Note: Almost no one involved in the probe from various federal agencies—including the U.S. Justice Department, the U.S. Attorney's Office in New Hampshire or the U.S. Secret Service's field office in Boston—or any of the many victims was willing to discuss the case for attribution.
The remote access software was put in place by various franchisees, apparently not following Subway guidelines. "It created an open door. The franchisees did this on their own," said one official. An attorney for defendant Dolan, Michael C. Shklar, said his client was a minor player. "Dolan is a guy who works in a tire factory. He's selling the stuff (the captured names and numbers) for next to nothing," Shklar said. "A thousand bucks for zillions of names."
Shklar denied that a lot of skill was needed in the attack. "Apparently, if you can figure out which specific port is used, you're in," he said.
In a court filing, Shklar said the complexity of the case—if not the attack—will take a lot of time to figure out. "The Government informed counsel that this case is quite complex. The discovery material in this case consists of at least 5,000 pages (much of it in the form of computer data) and relevant information may only be available in Romania," he said in the filing.
The indictment lays out the government's version of the attack: "It was part of the conspiracy that members remotely scanned the Internet to identify vulnerable POS systems with certain remote desktop software applications ("RDAs") installed on them, and using these RDAs, the conspirators logged onto the targeted POS systems over the Internet, either by guessing the passwords or using password-cracking software programs. It was further part of the conspiracy that members remotely and surreptitiously installed software programs called 'keystroke loggers' (or 'sniffers') onto the POS systems, which would record and store data that was keyed into or swiped through the merchants' POS systems, including customers' credit-card data."
Sources involved in the probe said the attack never touched—nor did it try to touch—data files that already existed on servers or the POS system; it just grabbed the new data as it flowed in. This is a key difference from many of the earlier cyber attacks, especially those from the Gonzalez gang. That also explains why this three-year attack accumulated fewer card numbers than the estimated 200 million taken by Gonzalez's crew.

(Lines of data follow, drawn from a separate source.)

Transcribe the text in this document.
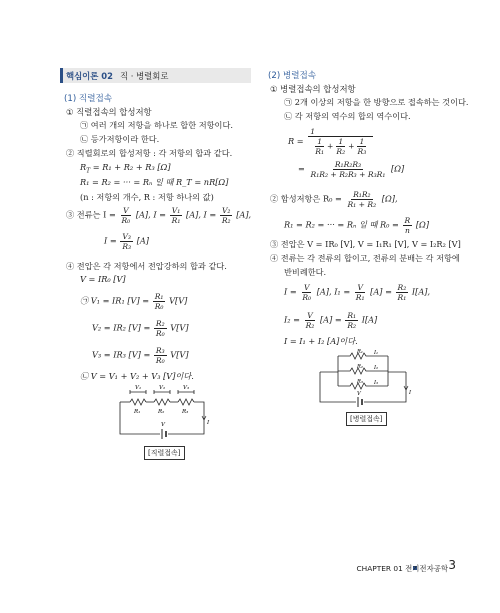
핵심이론 02 직 · 병렬회로
(1) 직렬접속
① 직렬접속의 합성저항
㉠ 여러 개의 저항을 하나로 합한 저항이다.
㉡ 등가저항이라 한다.
② 직렬회로의 합성저항 : 각 저항의 합과 같다.
$R_T = R_1 + R_2 + R_3$ [Ω]
R₁ = R₂ = ··· = Rₙ 일 때 R_T = nR[Ω]
(n : 저항의 개수, R : 저항 하나의 값)
③ 전류는 $I = \frac{V}{\text{R₀}} [A]$, $I = \frac{\text{V₁}}{\text{R₁}} [A]$, $I = \frac{\text{V₂}}{\text{R₂}} [A]$,
$I = \frac{\text{V₃}}{\text{R₃}} [A]$
④ 전압은 각 저항에서 전압강하의 합과 같다.
V = IR₀ [V]
㉠ V₁ = IR₁ $[V] = \frac{\text{R₁}}{\text{R₀}} V[V]$
V₂ = IR₂ $[V] = \frac{\text{R₂}}{\text{R₀}} V[V]$
V₃ = IR₃ $[V] = \frac{\text{R₃}}{\text{R₀}} V[V]$
㉡ V = V₁ + V₂ + V₃ [V]이다.
V₁	V₂	V₃
R₁	R₂	R₃
V	I
[직렬접속]
(2) 병렬접속
① 병렬접속의 합성저항
㉠ 2개 이상의 저항을 한 방향으로 접속하는 것이다.
㉡ 각 저항의 역수의 합의 역수이다.
$R = \frac{1}{\frac{1}{\text{R₁}} + \frac{1}{\text{R₂}} + \frac{1}{\text{R₃}}}$
= $\frac{\text{R₁R₂R₃}}{\text{R₁R₂ + R₂R₃ + R₃R₁}} [\Omega]$
② 합성저항은 $R_0 = \frac{\text{R₁R₂}}{\text{R₁ + R₂}} [\Omega]$,
R₁ = R₂ = ··· = Rₙ 일 때 $R_0 = \frac{R}{n} [\Omega]$
③ 전압은 V = IR₀ [V], V = I₁R₁ [V], V = I₂R₂ [V]
④ 전류는 각 전류의 합이고, 전류의 분배는 각 저항에
반비례한다.
$I = \frac{V}{\text{R₀}} [A]$, $I_1 = \frac{V}{\text{R₁}} [A] = \frac{\text{R₂}}{\text{R₁}} I[A]$,
$I_2 = \frac{V}{\text{R₂}} [A] = \frac{\text{R₁}}{\text{R₂}} I[A]$
I = I₁ + I₂ [A]이다.
R₁
R₂
R₃
I₁
I₂
I₃
V	I
[병렬접속]
CHAPTER 01 전기전자공학 3
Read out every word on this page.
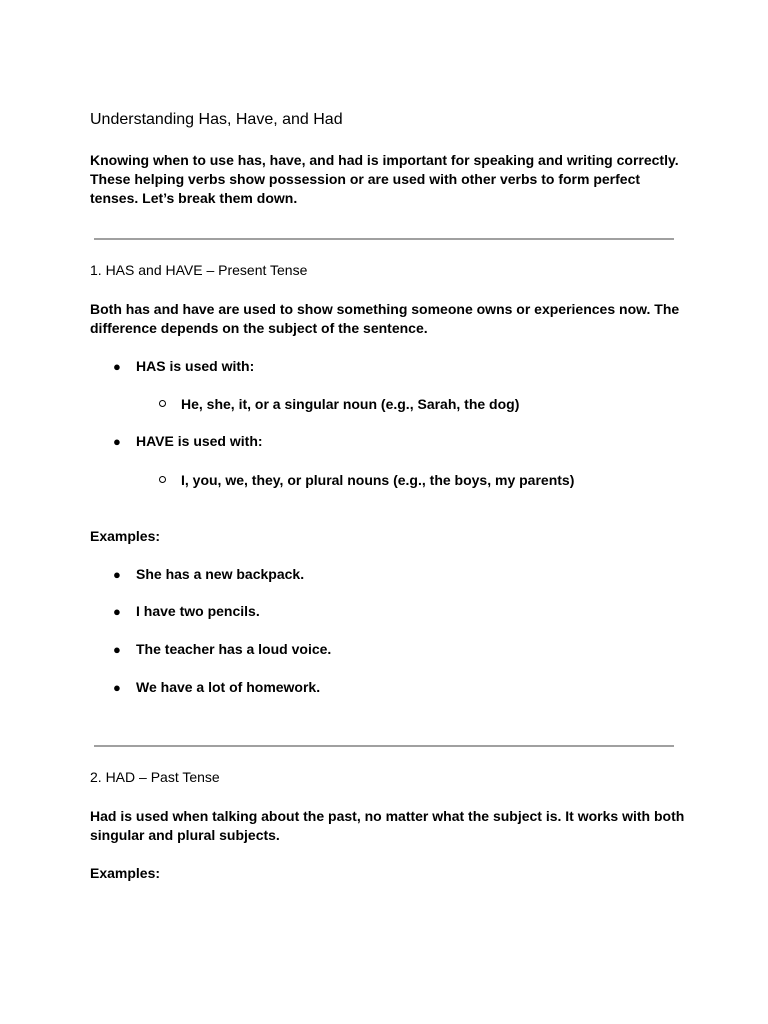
Understanding Has, Have, and Had

Knowing when to use has, have, and had is important for speaking and writing correctly.

These helping verbs show possession or are used with other verbs to form perfect

tenses. Let’s break them down.

1. HAS and HAVE – Present Tense

Both has and have are used to show something someone owns or experiences now. The

difference depends on the subject of the sentence.

● HAS is used with:

He, she, it, or a singular noun (e.g., Sarah, the dog)

● HAVE is used with:

I, you, we, they, or plural nouns (e.g., the boys, my parents)

Examples:

● She has a new backpack.

● I have two pencils.

● The teacher has a loud voice.

● We have a lot of homework.

2. HAD – Past Tense

Had is used when talking about the past, no matter what the subject is. It works with both

singular and plural subjects.

Examples:
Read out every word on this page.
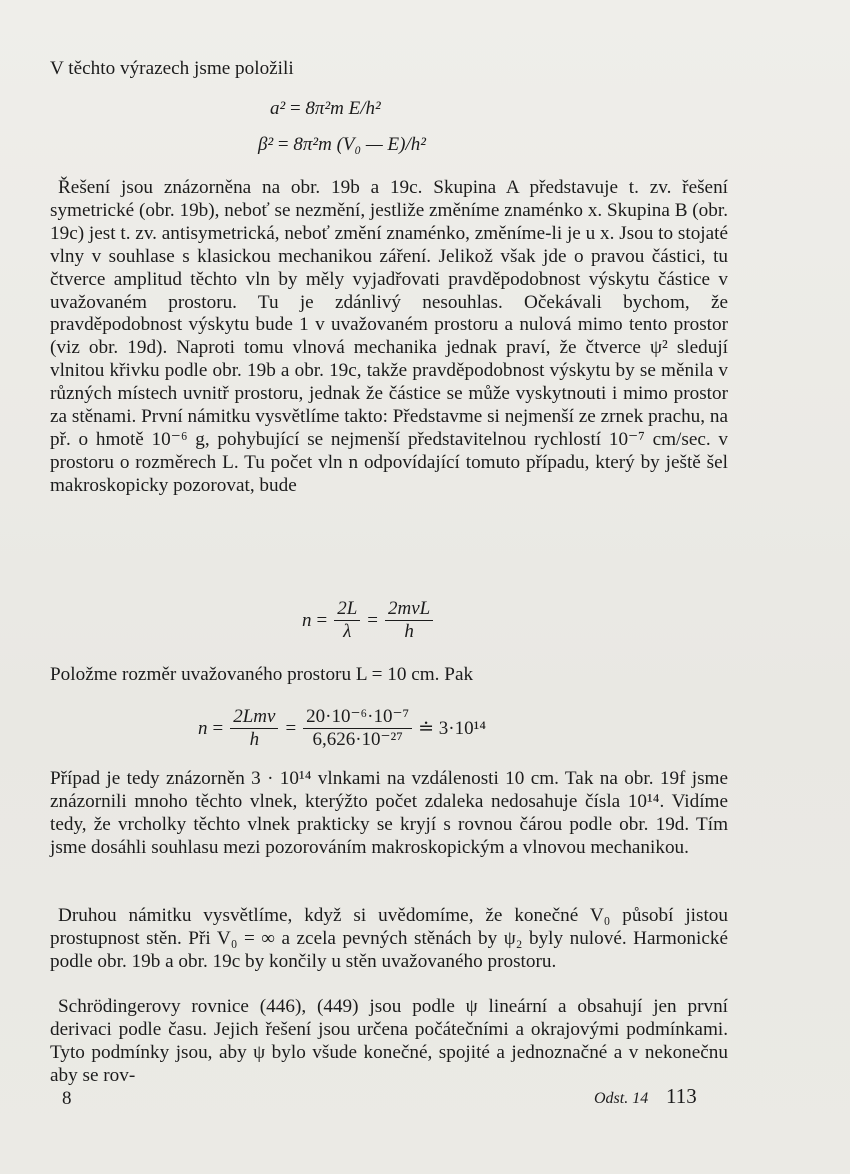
V těchto výrazech jsme položili

a² = 8π²m E/h²
β² = 8π²m (V₀ — E)/h²

Řešení jsou znázorněna na obr. 19b a 19c. Skupina A představuje t. zv. řešení symetrické (obr. 19b), neboť se nezmění, jestliže změníme znaménko x. Skupina B (obr. 19c) jest t. zv. antisymetrická, neboť změní znaménko, změníme-li je u x. Jsou to stojaté vlny v souhlase s klasickou mechanikou záření. Jelikož však jde o pravou částici, tu čtverce amplitud těchto vln by měly vyjadřovati pravděpodobnost výskytu částice v uvažovaném prostoru. Tu je zdánlivý nesouhlas. Očekávali bychom, že pravděpodobnost výskytu bude 1 v uvažovaném prostoru a nulová mimo tento prostor (viz obr. 19d). Naproti tomu vlnová mechanika jednak praví, že čtverce ψ² sledují vlnitou křivku podle obr. 19b a obr. 19c, takže pravděpodobnost výskytu by se měnila v různých místech uvnitř prostoru, jednak že částice se může vyskytnouti i mimo prostor za stěnami. První námitku vysvětlíme takto: Představme si nejmenší ze zrnek prachu, na př. o hmotě 10⁻⁶ g, pohybující se nejmenší představitelnou rychlostí 10⁻⁷ cm/sec. v prostoru o rozměrech L. Tu počet vln n odpovídající tomuto případu, který by ještě šel makroskopicky pozorovat, bude

$n = \frac{2L}{\lambda} = \frac{\text{2mvL}}{h}$

Položme rozměr uvažovaného prostoru L = 10 cm. Pak

$n = \frac{\text{2Lmv}}{h} = \frac{\text{20·10⁻⁶·10⁻⁷}}{\text{6,626·10⁻²⁷}}$ ≐ 3·10¹⁴

Případ je tedy znázorněn 3 · 10¹⁴ vlnkami na vzdálenosti 10 cm. Tak na obr. 19f jsme znázornili mnoho těchto vlnek, kterýžto počet zdaleka nedosahuje čísla 10¹⁴. Vidíme tedy, že vrcholky těchto vlnek prakticky se kryjí s rovnou čárou podle obr. 19d. Tím jsme dosáhli souhlasu mezi pozorováním makroskopickým a vlnovou mechanikou.

Druhou námitku vysvětlíme, když si uvědomíme, že konečné V₀ působí jistou prostupnost stěn. Při V₀ = ∞ a zcela pevných stěnách by ψ₂ byly nulové. Harmonické podle obr. 19b a obr. 19c by končily u stěn uvažovaného prostoru.

Schrödingerovy rovnice (446), (449) jsou podle ψ lineární a obsahují jen první derivaci podle času. Jejich řešení jsou určena počátečními a okrajovými podmínkami. Tyto podmínky jsou, aby ψ bylo všude konečné, spojité a jednoznačné a v nekonečnu aby se rov-

8	Odst. 14 113
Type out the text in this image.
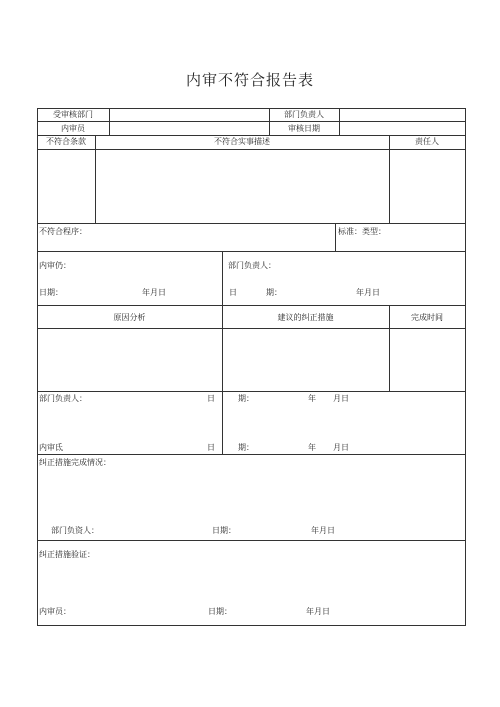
内审不符合报告表
受审核部门	部门负责人
内审员	审核日期
不符合条款	不符合实事描述	责任人
不符合程序：	标准：类型：
内审仍：	部门负责人：
日期：	年月日	日	期：	年月日
原因分析	建议的纠正措施	完成时间
部门负责人：	日	期：	年 月日
内审氐	日	期：	年 月日
纠正措施完成情况：
部门负资人：	日期：	年月日
纠正措施验证：
内审员：	日期：	年月日
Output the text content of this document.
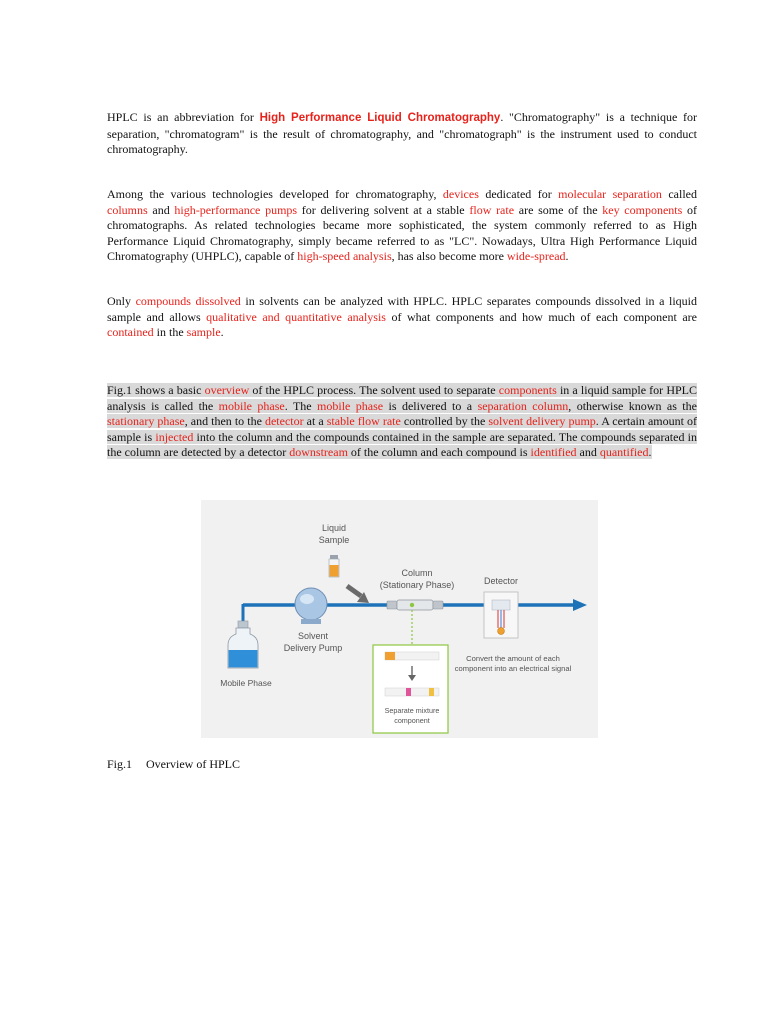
HPLC is an abbreviation for High Performance Liquid Chromatography. "Chromatography" is a technique for separation, "chromatogram" is the result of chromatography, and "chromatograph" is the instrument used to conduct chromatography.

Among the various technologies developed for chromatography, devices dedicated for molecular separation called columns and high-performance pumps for delivering solvent at a stable flow rate are some of the key components of chromatographs. As related technologies became more sophisticated, the system commonly referred to as High Performance Liquid Chromatography, simply became referred to as "LC". Nowadays, Ultra High Performance Liquid Chromatography (UHPLC), capable of high-speed analysis, has also become more wide-spread.

Only compounds dissolved in solvents can be analyzed with HPLC. HPLC separates compounds dissolved in a liquid sample and allows qualitative and quantitative analysis of what components and how much of each component are contained in the sample.

Fig.1 shows a basic overview of the HPLC process. The solvent used to separate components in a liquid sample for HPLC analysis is called the mobile phase. The mobile phase is delivered to a separation column, otherwise known as the stationary phase, and then to the detector at a stable flow rate controlled by the solvent delivery pump. A certain amount of sample is injected into the column and the compounds contained in the sample are separated. The compounds separated in the column are detected by a detector downstream of the column and each compound is identified and quantified.

Mobile Phase
Solvent
Delivery Pump
Liquid
Sample
Column
(Stationary Phase)
Separate mixture
component
Detector
Convert the amount of each
component into an electrical signal
Fig.1 Overview of HPLC
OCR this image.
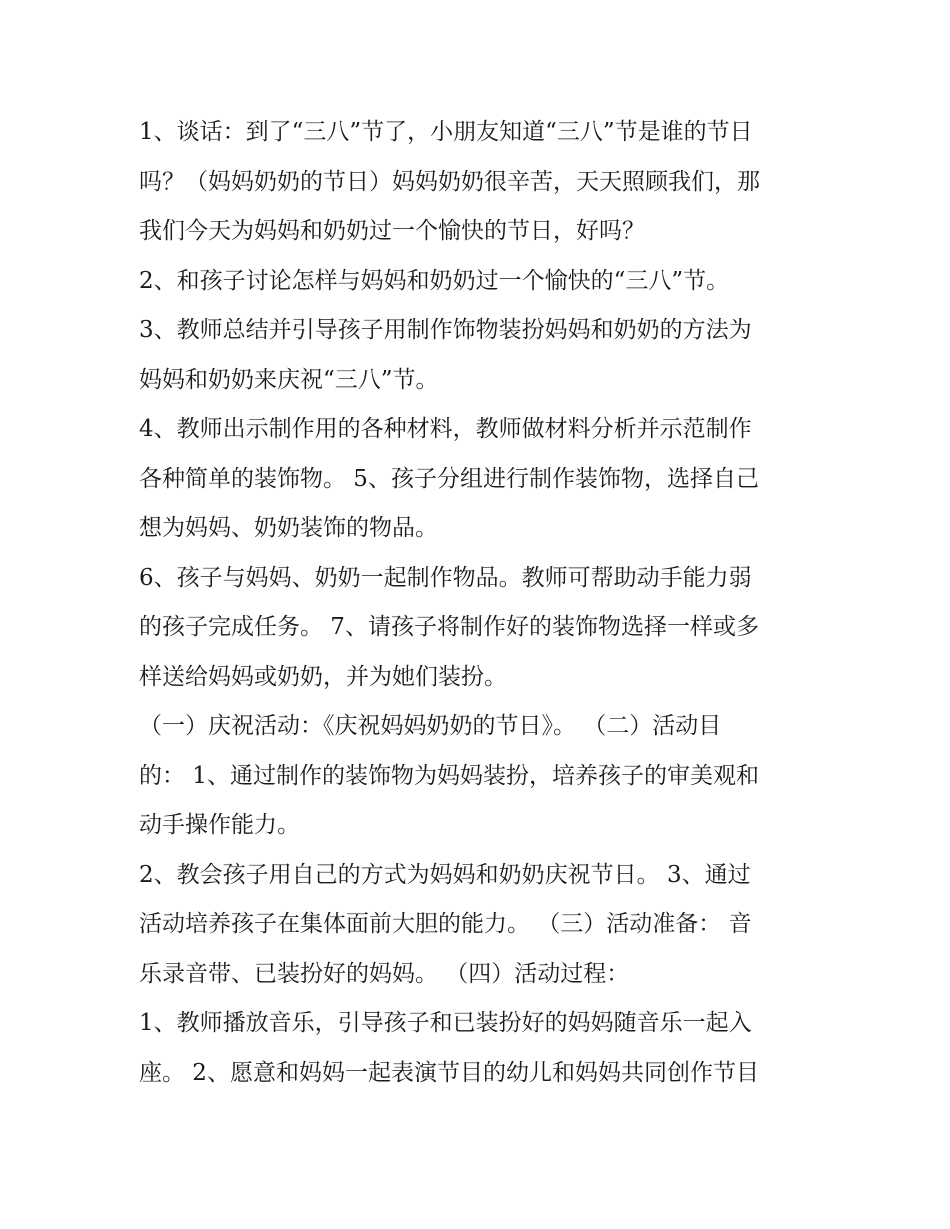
1、谈话：到了“三八”节了，小朋友知道“三八”节是谁的节日
吗？（妈妈奶奶的节日）妈妈奶奶很辛苦，天天照顾我们，那
我们今天为妈妈和奶奶过一个愉快的节日，好吗？

2、和孩子讨论怎样与妈妈和奶奶过一个愉快的“三八”节。

3、教师总结并引导孩子用制作饰物装扮妈妈和奶奶的方法为
妈妈和奶奶来庆祝“三八”节。

4、教师出示制作用的各种材料，教师做材料分析并示范制作
各种简单的装饰物。 5、孩子分组进行制作装饰物，选择自己
想为妈妈、奶奶装饰的物品。

6、孩子与妈妈、奶奶一起制作物品。教师可帮助动手能力弱
的孩子完成任务。 7、请孩子将制作好的装饰物选择一样或多
样送给妈妈或奶奶，并为她们装扮。

（一）庆祝活动：《庆祝妈妈奶奶的节日》。 （二）活动目
的： 1、通过制作的装饰物为妈妈装扮，培养孩子的审美观和
动手操作能力。

2、教会孩子用自己的方式为妈妈和奶奶庆祝节日。 3、通过
活动培养孩子在集体面前大胆的能力。 （三）活动准备： 音
乐录音带、已装扮好的妈妈。 （四）活动过程：

1、教师播放音乐，引导孩子和已装扮好的妈妈随音乐一起入
座。 2、愿意和妈妈一起表演节目的幼儿和妈妈共同创作节目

The indictment said the accused "often installed a back door Trojan into the POS systems that would allow the conspirators to access the compromised POS systems in the future in order to install or re-install additional software programs (collectively referred to as 'hacker tools') that facilitated their POS-hacking scheme. The conspirators repeatedly downloaded a hacker tool that is designed to evade detection, 'xp.exe,' from the 'kitsite.info dump site' onto victims' POS terminals. These dump sites included the following: ftp.shopings.info, ftp.cindarella.info, ftp.kitsite.info, ftp.tushtime.info, and ftp.canadasite.info."
The indictment mentioned one of the dump sites, but it's hard to mention it without triggering SPAM obscenity warnings. To indicate the sense of humor of the accused, the FTP site was called Just (naughty word for amorous activity) It.
The indictment added that the dump sites "also included compromised Internet-connected computers belonging to unsuspecting small business owners or individuals." The group was also accused of creating bogus payment cards with the stolen data, which they they supposedly used with various retailers "primarily located throughout Europe."
The group did standard mechanisms to try and cover their tracks and made frequent use of proxy systems to try and disguise their IP paths and used the cyberthief-friendly chat "using IM and multiple, frequently changing screen names and E-mail addresses and untraceable disposable accounts."